As an international student has an appointed guardian, do we still have to report a private fostering arrangement?
Educational guardians are appointed for international students. Educational guardians are not legal guardians therefore a private fostering arrangement would need to be reported to the local authority.
Homestays are anxious/reluctant to have checks through the local authority, how can we put their minds at rest?
The follow up is a supportive welfare check. A member of the private fostering team would normally speak to the child and host parent. They will be wanting to find out more about the host’s parenting capacity and experience. Private Fostering teams are aware that hosts of international students are often very experienced. They would also follow up two references, expect to have evidence of DBS checks on the family and a health & safety check of the residence, much like the AEGIS homestay checks. The local authority will deal directly with the homestay but information can be provided via a guardianship organisation to support the process.

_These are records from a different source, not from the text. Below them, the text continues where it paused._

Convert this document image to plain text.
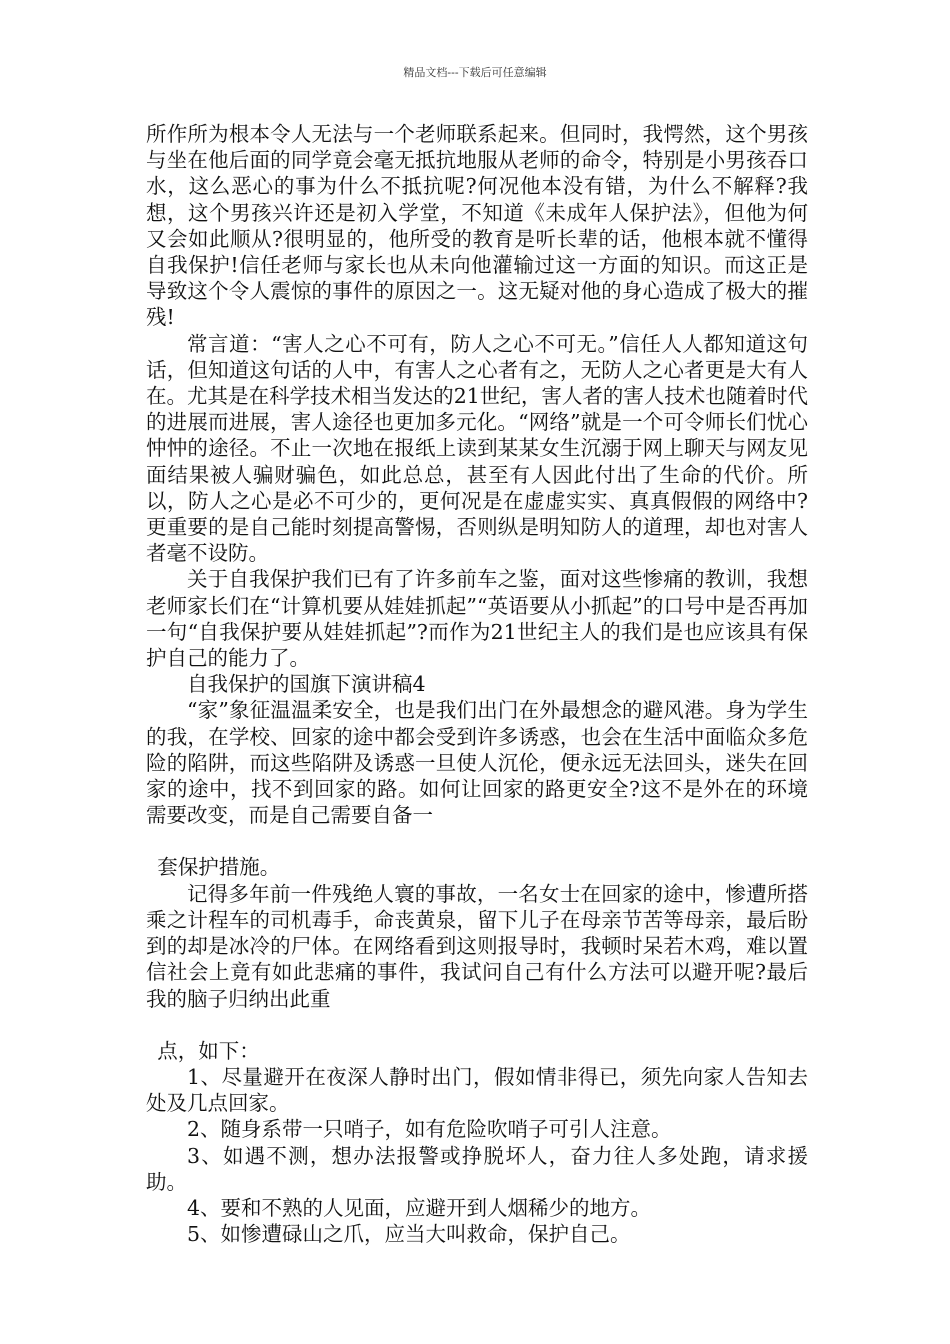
精品文档---下载后可任意编辑

所作所为根本令人无法与一个老师联系起来。但同时，我愕然，这个男孩与坐在他后面的同学竟会毫无抵抗地服从老师的命令，特别是小男孩吞口水，这么恶心的事为什么不抵抗呢?何况他本没有错，为什么不解释?我想，这个男孩兴许还是初入学堂，不知道《未成年人保护法》，但他为何又会如此顺从?很明显的，他所受的教育是听长辈的话，他根本就不懂得自我保护!信任老师与家长也从未向他灌输过这一方面的知识。而这正是导致这个令人震惊的事件的原因之一。这无疑对他的身心造成了极大的摧残!

常言道：“害人之心不可有，防人之心不可无。”信任人人都知道这句话，但知道这句话的人中，有害人之心者有之，无防人之心者更是大有人在。尤其是在科学技术相当发达的21世纪，害人者的害人技术也随着时代的进展而进展，害人途径也更加多元化。“网络”就是一个可令师长们忧心忡忡的途径。不止一次地在报纸上读到某某女生沉溺于网上聊天与网友见面结果被人骗财骗色，如此总总，甚至有人因此付出了生命的代价。所以，防人之心是必不可少的，更何况是在虚虚实实、真真假假的网络中?更重要的是自己能时刻提高警惕，否则纵是明知防人的道理，却也对害人者毫不设防。

关于自我保护我们已有了许多前车之鉴，面对这些惨痛的教训，我想老师家长们在“计算机要从娃娃抓起”“英语要从小抓起”的口号中是否再加一句“自我保护要从娃娃抓起”?而作为21世纪主人的我们是也应该具有保护自己的能力了。

自我保护的国旗下演讲稿4

“家”象征温温柔安全，也是我们出门在外最想念的避风港。身为学生的我，在学校、回家的途中都会受到许多诱惑，也会在生活中面临众多危险的陷阱，而这些陷阱及诱惑一旦使人沉伦，便永远无法回头，迷失在回家的途中，找不到回家的路。如何让回家的路更安全?这不是外在的环境需要改变，而是自己需要自备一

套保护措施。

记得多年前一件残绝人寰的事故，一名女士在回家的途中，惨遭所搭乘之计程车的司机毒手，命丧黄泉，留下儿子在母亲节苦等母亲，最后盼到的却是冰冷的尸体。在网络看到这则报导时，我顿时呆若木鸡，难以置信社会上竟有如此悲痛的事件，我试问自己有什么方法可以避开呢?最后我的脑子归纳出此重

点，如下：

1、尽量避开在夜深人静时出门，假如情非得已，须先向家人告知去处及几点回家。

2、随身系带一只哨子，如有危险吹哨子可引人注意。

3、如遇不测，想办法报警或挣脱坏人，奋力往人多处跑，请求援助。

4、要和不熟的人见面，应避开到人烟稀少的地方。

5、如惨遭碌山之爪，应当大叫救命，保护自己。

Homestays are anxious about Covid-19 and do not want people visiting their homes, how is this being handled?
Local authorities are sensitive to people’s concerns during the pandemic and understand hosts might be shielding or feeling worried about having people in their homes. They are conducting interviews via video call or some might prefer a doorstep visit. If a face-to-face visit is deemed necessary, PPE is worn and social distancing adhered to.

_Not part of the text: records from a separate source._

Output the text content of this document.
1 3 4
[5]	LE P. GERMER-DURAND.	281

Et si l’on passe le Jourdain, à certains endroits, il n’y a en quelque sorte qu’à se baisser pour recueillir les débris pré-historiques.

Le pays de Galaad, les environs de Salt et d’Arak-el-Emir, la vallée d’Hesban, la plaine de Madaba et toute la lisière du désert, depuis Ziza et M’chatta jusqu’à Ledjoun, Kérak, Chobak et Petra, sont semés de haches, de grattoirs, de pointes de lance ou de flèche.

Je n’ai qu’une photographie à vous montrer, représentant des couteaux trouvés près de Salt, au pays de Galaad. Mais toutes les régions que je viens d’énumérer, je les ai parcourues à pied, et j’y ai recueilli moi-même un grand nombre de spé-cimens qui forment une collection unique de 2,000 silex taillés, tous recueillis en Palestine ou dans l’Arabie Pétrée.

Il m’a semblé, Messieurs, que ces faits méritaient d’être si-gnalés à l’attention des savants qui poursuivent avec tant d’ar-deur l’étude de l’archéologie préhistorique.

Does the student have to be removed from the homestay while the local authority is carrying out checks?
No the student does not need to be moved, they can continue their stay with their homestay.

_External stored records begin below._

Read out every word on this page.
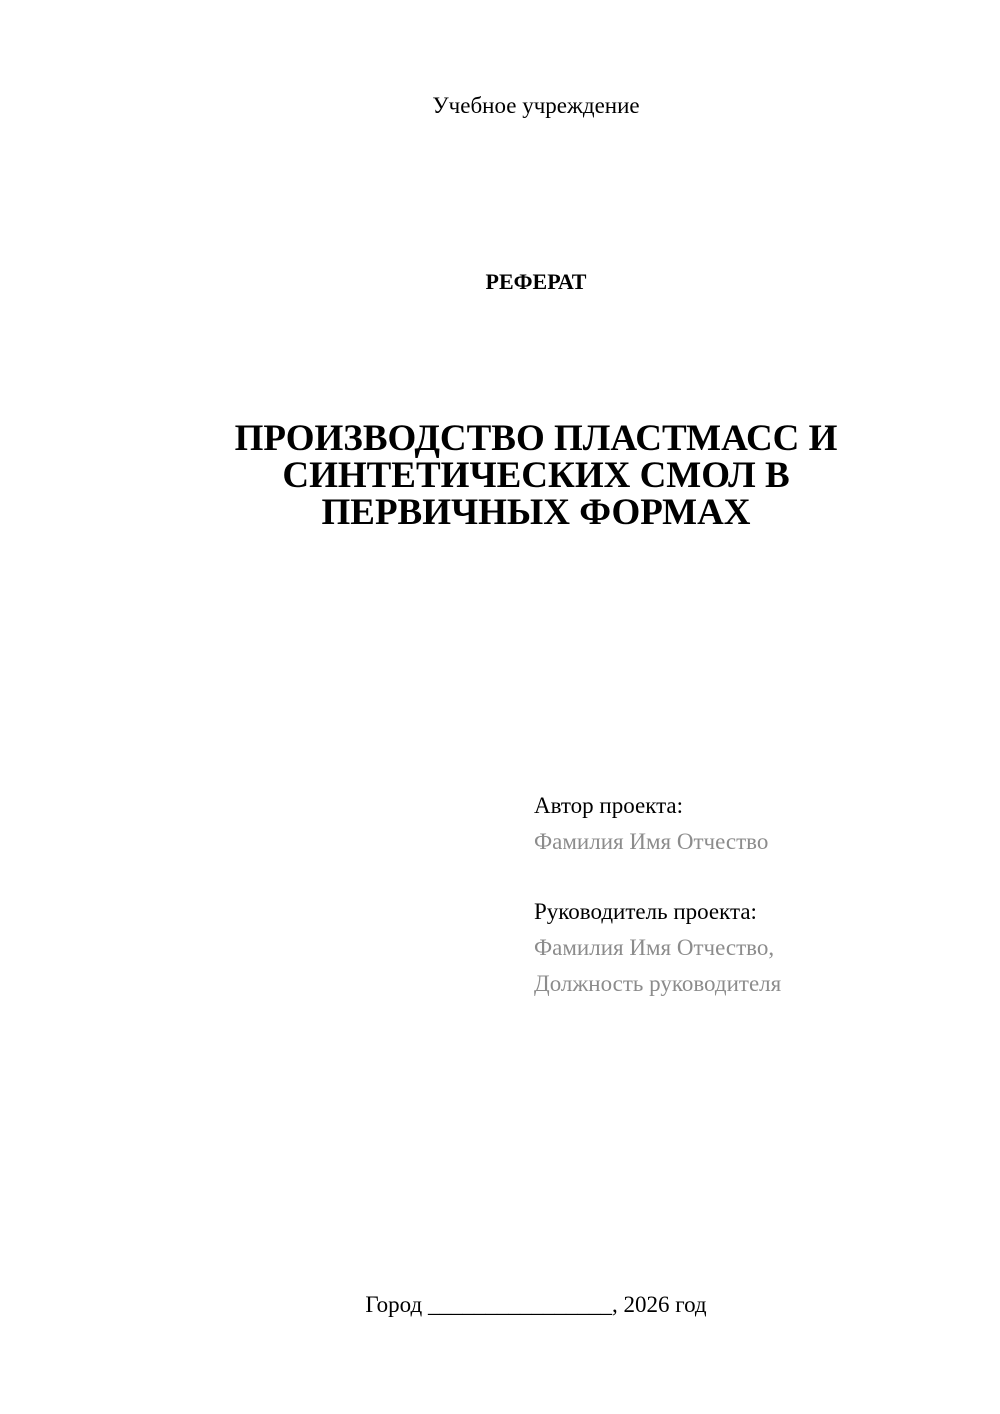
Учебное учреждение
РЕФЕРАТ
ПРОИЗВОДСТВО ПЛАСТМАСС И
СИНТЕТИЧЕСКИХ СМОЛ В
ПЕРВИЧНЫХ ФОРМАХ
Автор проекта:
Фамилия Имя Отчество
Руководитель проекта:
Фамилия Имя Отчество,
Должность руководителя
Город ________________, 2026 год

Can we move a child every 27 days to avoid the checks?
Moving a child to avoid the private fostering checks goes against best practice and is exactly the type of practice which local authorities are trying to prevent. It would not be in the best interests of the child.
How can AEGIS Guardians help?
AEGIS guardians are already aware of private fostering arrangements and requirements due to the AEGIS Quality Standards which AEGIS guardians adhere to. Standard 10 refers to Private Fostering:
10.1 Where a guardianship organisation has any day students under the age of 16 (under 18, if the student has a disability) living with homestays who are not their parent or a close relative for 28 days or more, they must adhere to the regulations regarding private fostering in place within their local area as directed by their local authority.
10.2 The guardianship organisation is required to liaise with the school and the homestay to ensure that where possible the local authority is notified of the proposal for a private fostering arrangement at least six weeks before the date on which the arrangement is to begin or immediately where the arrangement is to begin within six weeks.
10.3 The guardianship organisation must liaise with the school and homestay to explain carefully what is required of them in entering into a private fostering arrangement. This includes explaining that there will be regular visits and meetings with the local authority.
10.4 The guardianship organisation is required to have a system in place for recording all correspondence with the local authority private fostering team and securing relevant permissions to share such information as is necessary with the student, parents, agents (where appropriate), homestay and partner school.
10.5 In the case of day students over the age of 16, the guardianship organisation should be mindful of the extended period students will spend with homestays and regularly carry out suitable checks to monitor and ensure their welfare.
AEGIS guardians adhere to stringent homestay checks and safer recruitment procedures for all homestays, whether hosting students for short or long stays, as these are AEGIS requirements. They are aware of their private fostering reporting duty and many will already be working with private fostering families.